小型機の墜落現場で検証する警察官ら=東京都調布市で2015年7月28日午後2時44分、本社ヘリから撮影

 東京都調布市で2015年7月、5人乗り小型機が住宅街に墜落し8人が死傷した事故で、警視庁調布署捜査本部は29日、機体を管理していた「日本エアロテック」(調布市)が無許可で航空運送事業を行っていたとして、小山純二社長(63)と営業担当の幹部(53)、事故で死亡した川村泰史機長(当時36歳)を航空法違反容疑で書類送検した。

 書類送検容疑は、13年1月から事故当日の7月26日まで計7回、国の許可を受けずに川村機長操縦の小型機で調布飛行場から客を乗せて運航し、十数万~130万円を搭乗者から受け取ったとしている。また、川村機長らは14年4月から10回、同社が運営する飛行機クラブ「マリブクラブ」の会員に1時間数万円の報酬で操縦訓練をしていたとしている。法人としての同社も同法違反容疑で書類送検した。

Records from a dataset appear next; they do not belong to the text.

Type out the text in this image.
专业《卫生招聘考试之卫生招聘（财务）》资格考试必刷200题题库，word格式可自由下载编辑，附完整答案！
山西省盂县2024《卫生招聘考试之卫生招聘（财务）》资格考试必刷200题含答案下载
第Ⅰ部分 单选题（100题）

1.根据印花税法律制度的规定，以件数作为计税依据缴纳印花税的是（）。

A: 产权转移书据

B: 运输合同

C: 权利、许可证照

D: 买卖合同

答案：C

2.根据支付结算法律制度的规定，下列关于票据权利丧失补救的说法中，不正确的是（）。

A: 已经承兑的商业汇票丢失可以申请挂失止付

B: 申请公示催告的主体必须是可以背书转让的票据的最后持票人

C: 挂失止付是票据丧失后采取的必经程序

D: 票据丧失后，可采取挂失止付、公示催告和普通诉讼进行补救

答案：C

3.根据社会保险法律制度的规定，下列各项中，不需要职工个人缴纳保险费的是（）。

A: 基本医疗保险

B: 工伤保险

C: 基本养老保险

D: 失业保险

 航空法は航空運送や操縦訓練を事業として行う場合、国土交通省から許可を受けることを義務づけているが、同社は取得していなかった。小山社長は調べに対し「無許可で有償の飛行をしたことは間違いないが、航空法違反とは知らなかった」と供述しているという。

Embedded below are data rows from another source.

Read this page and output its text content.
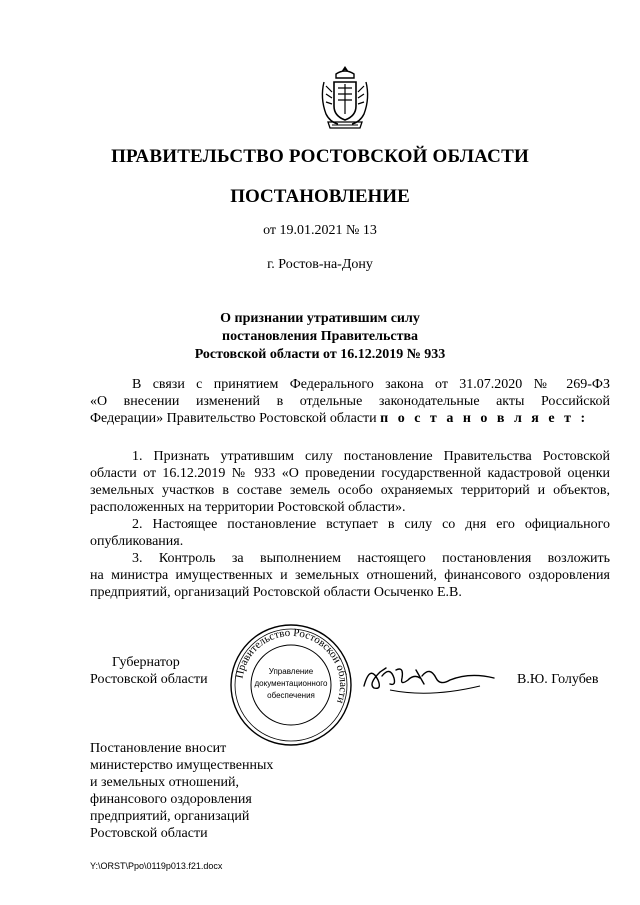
ПРАВИТЕЛЬСТВО РОСТОВСКОЙ ОБЛАСТИ
ПОСТАНОВЛЕНИЕ
от 19.01.2021 № 13
г. Ростов-на-Дону
О признании утратившим силу
постановления Правительства
Ростовской области от 16.12.2019 № 933
В связи с принятием Федерального закона от 31.07.2020 № 269-ФЗ
«О внесении изменений в отдельные законодательные акты Российской
Федерации» Правительство Ростовской области п о с т а н о в л я е т :
1. Признать утратившим силу постановление Правительства Ростовской
области от 16.12.2019 № 933 «О проведении государственной кадастровой оценки
земельных участков в составе земель особо охраняемых территорий и объектов,
расположенных на территории Ростовской области».
2. Настоящее постановление вступает в силу со дня его официального
опубликования.
3. Контроль за выполнением настоящего постановления возложить
на министра имущественных и земельных отношений, финансового оздоровления
предприятий, организаций Ростовской области Осыченко Е.В.
Губернатор
Ростовской области	Правительство Ростовской области
Управление
документационного
обеспечения
В.Ю. Голубев
Постановление вносит
министерство имущественных
и земельных отношений,
финансового оздоровления
предприятий, организаций
Ростовской области
Y:\ORST\Ppo\0119p013.f21.docx
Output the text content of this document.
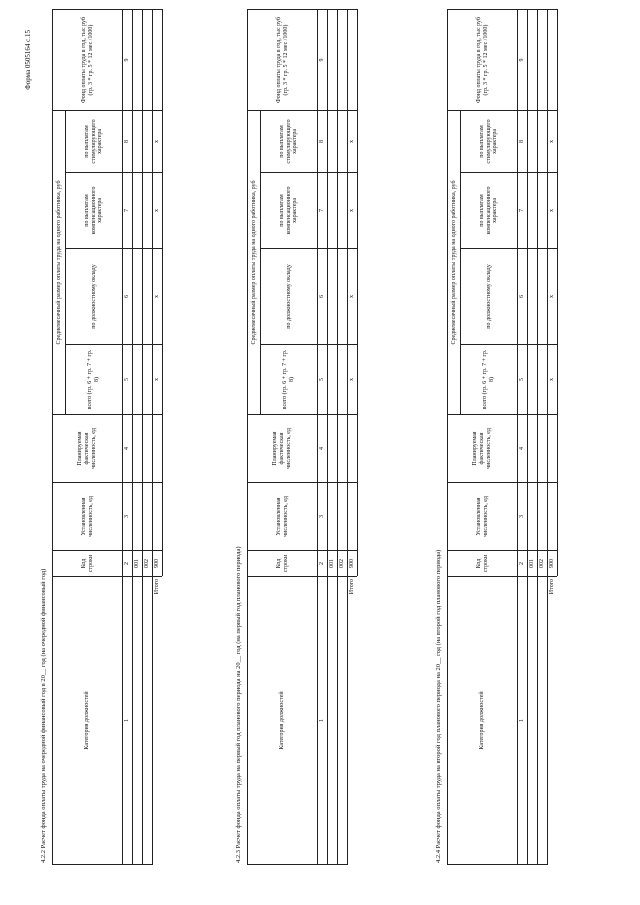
Форма 0505164 с.15
4.2.2 Расчет фонда оплаты труда на очередной финансовый год в 20__ год (на очередной финансовый год)	Категория должностей	Код строки	Установленная численность, ед	Планируемая фактическая численность, ед	Среднемесячный размер оплаты труда на одного работника, руб				Фонд оплаты труда в год, тыс руб (гр. 3 * гр. 5 * 12 мес /1000)
				всего (гр. 6 + гр. 7 + гр. 8)	по должностному окладу	по выплатам компенсационного характера	по выплатам стимулирующего характера	
1	2	3	4	5	6	7	8	9
	001							
	002							
Итого	900			х	х	х	х	
4.2.3 Расчет фонда оплаты труда на первый год планового периода на 20__ год (на первый год планового периода)	Категория должностей	Код строки	Установленная численность, ед	Планируемая фактическая численность, ед	Среднемесячный размер оплаты труда на одного работника, руб				Фонд оплаты труда в год, тыс руб (гр. 3 * гр. 5 * 12 мес /1000)
				всего (гр. 6 + гр. 7 + гр. 8)	по должностному окладу	по выплатам компенсационного характера	по выплатам стимулирующего характера	
1	2	3	4	5	6	7	8	9
	001							
	002							
Итого	900			х	х	х	х	
4.2.4 Расчет фонда оплаты труда на второй год планового периода на 20__ год (на второй год планового периода)	Категория должностей	Код строки	Установленная численность, ед	Планируемая фактическая численность, ед	Среднемесячный размер оплаты труда на одного работника, руб				Фонд оплаты труда в год, тыс руб (гр. 3 * гр. 5 * 12 мес /1000)
				всего (гр. 6 + гр. 7 + гр. 8)	по должностному окладу	по выплатам компенсационного характера	по выплатам стимулирующего характера	
1	2	3	4	5	6	7	8	9
	001							
	002							
Итого	900			х	х	х	х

 川村機長は事故当日の飛行について操縦技能を維持する「慣熟飛行」と申請し、伊豆大島に向かう予定だったが、調布飛行場を離陸直後に住宅街に墜落。機長や搭乗者の男性(当時36歳)、住宅にいて巻き込まれた女性(同34歳)が死亡した。

【神保圭作、深津誠、春増翔太】

クラブ運営、法規定なし

 警視庁調布署捜査本部の捜査で、事故で死亡した川村泰史機長(当時36歳)が調布飛行場では禁止されていた「遊覧飛行」を繰り返していた疑いが明らかになった。航空法は客を乗せるなど事業として運航する場合は国の許可を取る必要を定めるが、機長らは「客から運賃などを得る事業ではなく愛好家によるクラブ運営」を掲げていた。専門家からは規制の必要性を指摘する声も出ている。

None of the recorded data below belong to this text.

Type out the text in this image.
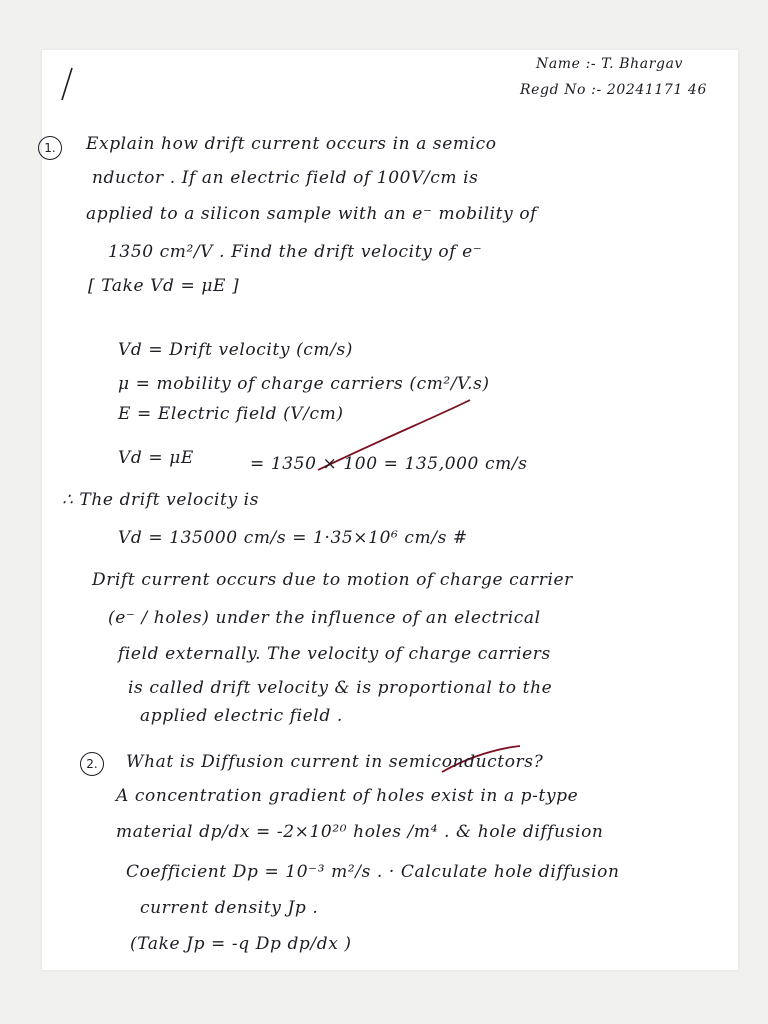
Name :- T. Bhargav
Regd No :- 20241171 46
1.	Explain how drift current occurs in a semico
nductor . If an electric field of 100V/cm is
applied to a silicon sample with an e⁻ mobility of
1350 cm²/V . Find the drift velocity of e⁻
[ Take Vd = μE ]
Vd = Drift velocity (cm/s)
μ = mobility of charge carriers (cm²/V.s)
E = Electric field (V/cm)
Vd = μE	= 1350 × 100 = 135,000 cm/s
∴ The drift velocity is
Vd = 135000 cm/s = 1·35×10⁶ cm/s #
Drift current occurs due to motion of charge carrier
(e⁻ / holes) under the influence of an electrical
field externally. The velocity of charge carriers
is called drift velocity & is proportional to the
applied electric field .
2.	What is Diffusion current in semiconductors?
A concentration gradient of holes exist in a p-type
material dp/dx = -2×10²⁰ holes /m⁴ . & hole diffusion
Coefficient Dp = 10⁻³ m²/s . · Calculate hole diffusion
current density Jp .
(Take Jp = -q Dp dp/dx )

 川村機長は「日本エアロテック」の元社員で、独立後は別の会社を経営していた。この会社のホームページは「クラブ運営方式であり、航空機使用事業ではありません」としたうえで、自家用操縦士の免許取得を目的にした訓練時間約60時間、費用約324万円のコースを紹介していた。

 航空法は、安全性を確保するため、運送や訓練などの事業をする場合は運航管理者や整備士の常駐、定期的な飛行機のメンテナンスなどの基準をクリアする必要を定める。これに対して、クラブ運営方式は、飛行機の愛好家クラブに所属する会員が会費として使用料や燃料代などの経費を負担することで事業ではないとしている。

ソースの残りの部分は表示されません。